Comparative Usability Evaluation - CUE results and reports of research managed by Rolf Molich.
Kessner, M. (2000), On the reliability of usability testing, Carleton University Masters Thesis, Ottawa, Ontario, Canada December.
Kessner, M., Wood, J. Dillion, R.F. and West, R.L. (2001), On the reliability of usability testing, CHI 2001 Poster.

Seeking Comments:
I'd like your comments and questions on this, so I can address them in Part 2. Please email me.

    -  Ron  11:26 AM

Tuesday, January 07, 2003:  

Human Factors:

Usability Testing: Myths, Misconceptions and Misuses (Richard F. Dillon - HOT Lab)
In this article, I identify and try to straighten out some common misconceptions about usability testing...
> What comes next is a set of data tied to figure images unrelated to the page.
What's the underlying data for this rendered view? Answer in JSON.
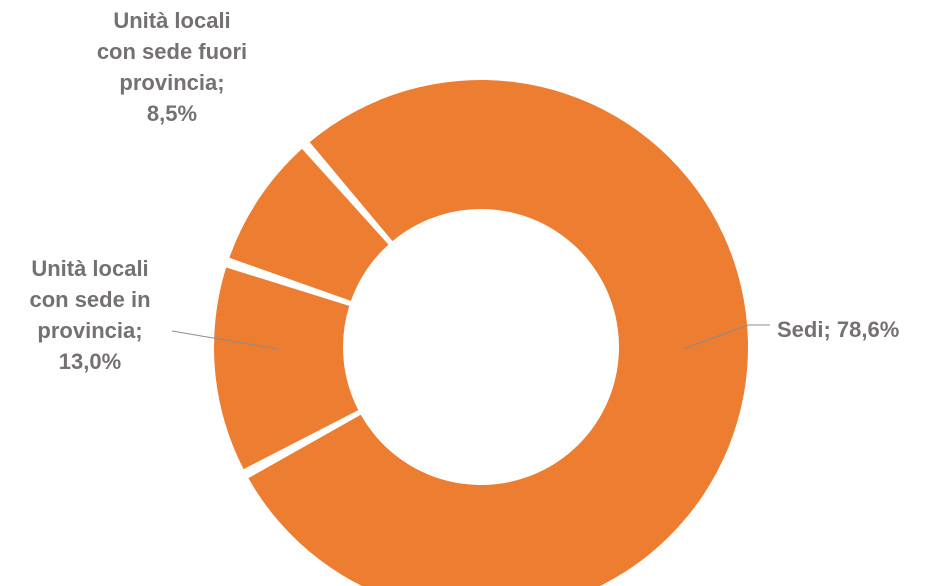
{
  "chart_data": {
    "type": "pie",
    "variant": "donut",
    "color": "#ED7D31",
    "label_color": "#767171",
    "slices": [
      {
        "name": "Sedi",
        "value": 78.6,
        "label": [
          "Sedi; 78,6%"
        ]
      },
      {
        "name": "Unità locali con sede in provincia",
        "value": 13.0,
        "label": [
          "Unità locali",
          "con sede in",
          "provincia;",
          "13,0%"
        ]
      },
      {
        "name": "Unità locali con sede fuori provincia",
        "value": 8.5,
        "label": [
          "Unità locali",
          "con sede fuori",
          "provincia;",
          "8,5%"
        ]
      }
    ]
  }
}
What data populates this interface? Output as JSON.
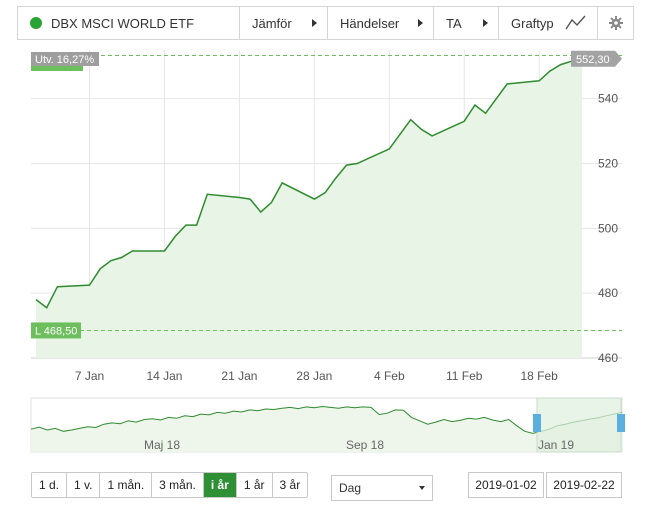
{
  "toolbar": {
    "instrument_name": "DBX MSCI WORLD ETF",
    "compare_label": "Jämför",
    "events_label": "Händelser",
    "ta_label": "TA",
    "graph_type_label": "Graftyp"
  },
  "chart_data": {
    "type": "area",
    "title": "",
    "xlabel": "",
    "ylabel": "",
    "x_ticks": [
      "7 Jan",
      "14 Jan",
      "21 Jan",
      "28 Jan",
      "4 Feb",
      "11 Feb",
      "18 Feb"
    ],
    "y_ticks": [
      "460",
      "480",
      "500",
      "520",
      "540"
    ],
    "ylim": [
      460,
      555
    ],
    "grid": true,
    "series": [
      {
        "x": [
          "2019-01-02",
          "2019-01-03",
          "2019-01-04",
          "2019-01-07",
          "2019-01-08",
          "2019-01-09",
          "2019-01-10",
          "2019-01-11",
          "2019-01-14",
          "2019-01-15",
          "2019-01-16",
          "2019-01-17",
          "2019-01-18",
          "2019-01-21",
          "2019-01-22",
          "2019-01-23",
          "2019-01-24",
          "2019-01-25",
          "2019-01-28",
          "2019-01-29",
          "2019-01-30",
          "2019-01-31",
          "2019-02-01",
          "2019-02-04",
          "2019-02-05",
          "2019-02-06",
          "2019-02-07",
          "2019-02-08",
          "2019-02-11",
          "2019-02-12",
          "2019-02-13",
          "2019-02-14",
          "2019-02-15",
          "2019-02-18",
          "2019-02-19",
          "2019-02-20",
          "2019-02-21",
          "2019-02-22"
        ],
        "values": [
          478.0,
          475.5,
          482.0,
          482.5,
          487.5,
          490.0,
          491.0,
          493.0,
          493.0,
          497.5,
          501.0,
          501.0,
          510.5,
          509.5,
          509.0,
          505.0,
          508.0,
          514.0,
          509.0,
          511.0,
          515.5,
          519.5,
          520.0,
          524.5,
          529.0,
          533.5,
          530.5,
          528.5,
          533.0,
          538.0,
          535.5,
          540.0,
          544.5,
          545.5,
          548.5,
          550.5,
          551.5,
          552.3
        ]
      }
    ],
    "change_label": "Utv. 16,27%",
    "high_label": "H 553,30",
    "high_value": 553.3,
    "low_label": "L 468,50",
    "low_value": 468.5,
    "last_value_label": "552,30",
    "last_value": 552.3,
    "navigator": {
      "labels": [
        "Maj 18",
        "Sep 18",
        "Jan 19"
      ],
      "values": [
        0.4,
        0.45,
        0.38,
        0.42,
        0.35,
        0.38,
        0.42,
        0.46,
        0.44,
        0.52,
        0.55,
        0.53,
        0.6,
        0.57,
        0.63,
        0.65,
        0.62,
        0.68,
        0.66,
        0.72,
        0.7,
        0.76,
        0.74,
        0.8,
        0.78,
        0.83,
        0.81,
        0.86,
        0.84,
        0.88,
        0.87,
        0.9,
        0.92,
        0.89,
        0.93,
        0.91,
        0.94,
        0.92,
        0.9,
        0.93,
        0.91,
        0.93,
        0.92,
        0.75,
        0.78,
        0.86,
        0.85,
        0.68,
        0.6,
        0.52,
        0.57,
        0.63,
        0.58,
        0.61,
        0.66,
        0.64,
        0.68,
        0.62,
        0.58,
        0.63,
        0.48,
        0.35,
        0.3,
        0.35,
        0.4,
        0.48,
        0.52,
        0.57,
        0.6,
        0.64,
        0.67,
        0.72,
        0.76,
        0.8
      ]
    },
    "colors": {
      "line": "#2e8b2e",
      "fill": "#e8f5e6",
      "low_badge": "#6cbf5c",
      "last_badge": "#a3a3a3",
      "change_badge": "#9e9e9e",
      "navigator_fill": "#e0efe0",
      "navigator_handle": "#5aafde"
    }
  },
  "controls": {
    "periods": [
      "1 d.",
      "1 v.",
      "1 mån.",
      "3 mån.",
      "i år",
      "1 år",
      "3 år"
    ],
    "active_period": "i år",
    "interval_value": "Dag",
    "date_from": "2019-01-02",
    "date_to": "2019-02-22"
  }
}
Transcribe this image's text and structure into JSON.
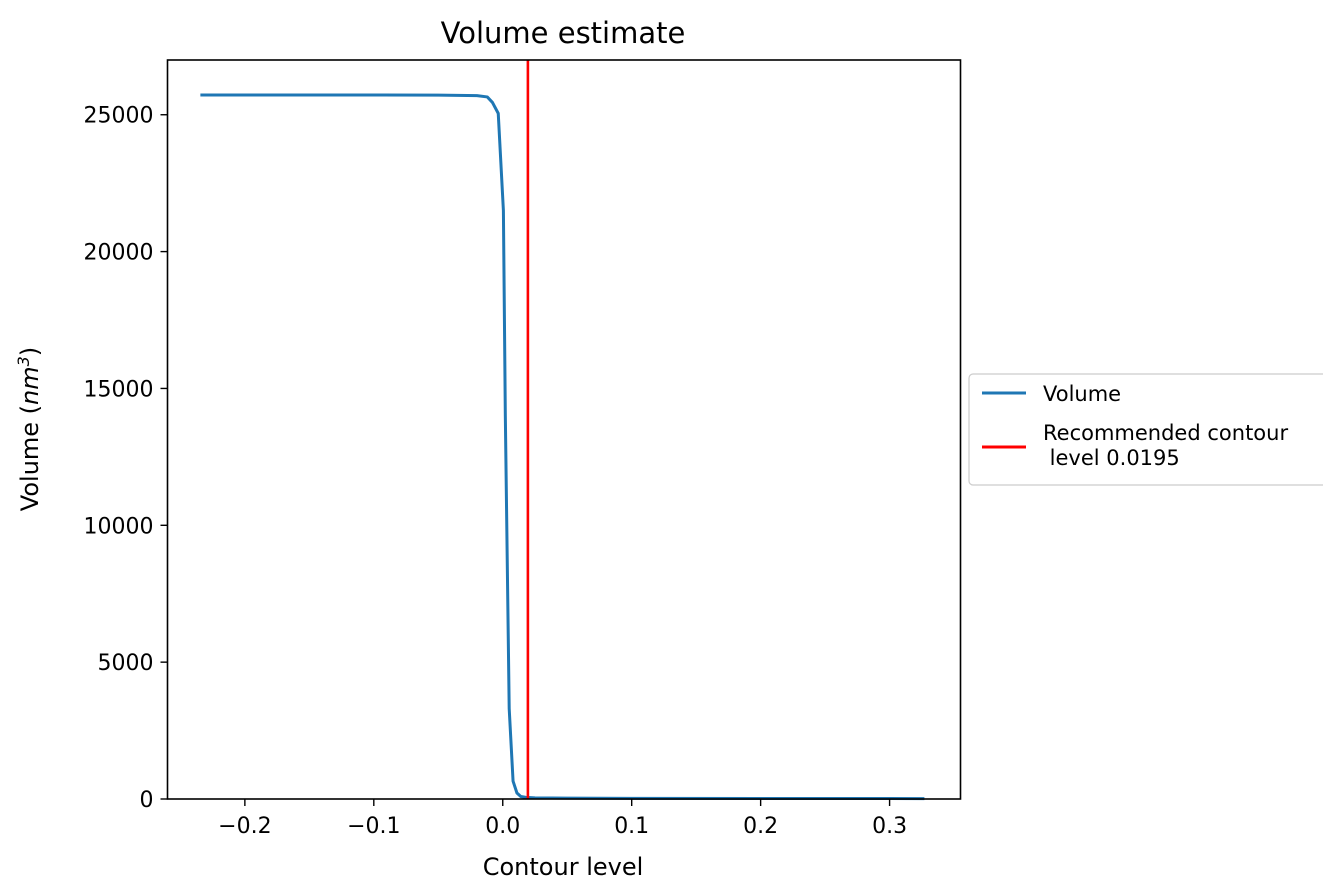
{
  "chart_data": {
    "type": "line",
    "title": "Volume estimate",
    "xlabel": "Contour level",
    "ylabel_main": "Volume (",
    "ylabel_unit": "nm",
    "ylabel_exp": "3",
    "ylabel_close": ")",
    "xlim": [
      -0.26,
      0.355
    ],
    "ylim": [
      0,
      27000
    ],
    "xticks": [
      -0.2,
      -0.1,
      0.0,
      0.1,
      0.2,
      0.3
    ],
    "xtick_labels": [
      "−0.2",
      "−0.1",
      "0.0",
      "0.1",
      "0.2",
      "0.3"
    ],
    "yticks": [
      0,
      5000,
      10000,
      15000,
      20000,
      25000
    ],
    "ytick_labels": [
      "0",
      "5000",
      "10000",
      "15000",
      "20000",
      "25000"
    ],
    "grid": false,
    "legend_position": "outside-right",
    "series": [
      {
        "name": "Volume",
        "color": "#1f77b4",
        "x": [
          -0.2345,
          -0.2,
          -0.15,
          -0.1,
          -0.05,
          -0.02,
          -0.012,
          -0.008,
          -0.0035,
          0.0005,
          0.002,
          0.005,
          0.008,
          0.011,
          0.014,
          0.018,
          0.025,
          0.05,
          0.1,
          0.2,
          0.327
        ],
        "y": [
          25720,
          25720,
          25720,
          25720,
          25715,
          25700,
          25650,
          25450,
          25050,
          21500,
          14000,
          3300,
          650,
          220,
          90,
          60,
          40,
          30,
          25,
          20,
          15
        ]
      },
      {
        "name": "Recommended contour\n level 0.0195",
        "color": "#ff0000",
        "vline_x": 0.0195
      }
    ],
    "legend": {
      "volume_label": "Volume",
      "recommended_label_line1": "Recommended contour",
      "recommended_label_line2": " level 0.0195"
    }
  }
}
1) Usability testing is user-centred design.
2) There are many types of usability testing procedures.
3) Evaluation isn't necessary in an iterative user-interface design process.
4) You don't have to measure user performance.
5) Usability test results will help you determine what users want.
6) A usability test tells if an application is useful.
7) A beta test is a usability test.
8) You can do a usability test in a focus group.
9) Iterative means one usability test.
10) A usability test tells you how to fix the problems you detect.
11) Almost any usability test is better than no usability test.
12) Anybody can do a usability test.
13) Don't test until the UI is complete.
14) You need a usability lab to run a usability test.
15) You have to test a large number of users.
16) Usability testing is a good way to test large numbers of navigation paths.
17) More usability tests are required for web sites than for desktop applications.
18) You have to test everything.
19) If usability testing is about performance, why include rating scales and comments?
20) Let users decide what they want to do.
20 misconceptions, all very common, some held even by the so-called "gurus" and authors of well-known websites on usability/ia/ux/etc. Highly recommended!

    Information quality:   High
    Propaganda quality:  High
    Propaganda level:     Very Low

    -  Ron  9:50 AM

Monday, January 06, 2003:  

Human Factors:

56 Rules to Design By (UI Design Update - Dec'02 - Bob Bailey)
Every year since 1983, I have reviewed and summarized much of the usability-related research literature that was published during the previous year. This has provided the basis for the popular, annual 3-day User Interface Update course. My annual two-month "read and outline" activity provides me with a number of research-based insights into "what works" and "what does not work" in usability. I have listed many of these insights in this article. What makes these "Do's and Don'ts" unique is that they all have recent research to support them.
56 rules for design, all backed by quality research, with references! There are many important topics here, most of which could use a great deal of explanation. Highly recommended!

    Information quality:   Very High - I only wish there was more explanation of each guideline.
    Propaganda quality:  Medium
    Propaganda level:     Low - Some promotion for Bailey's course and HFI.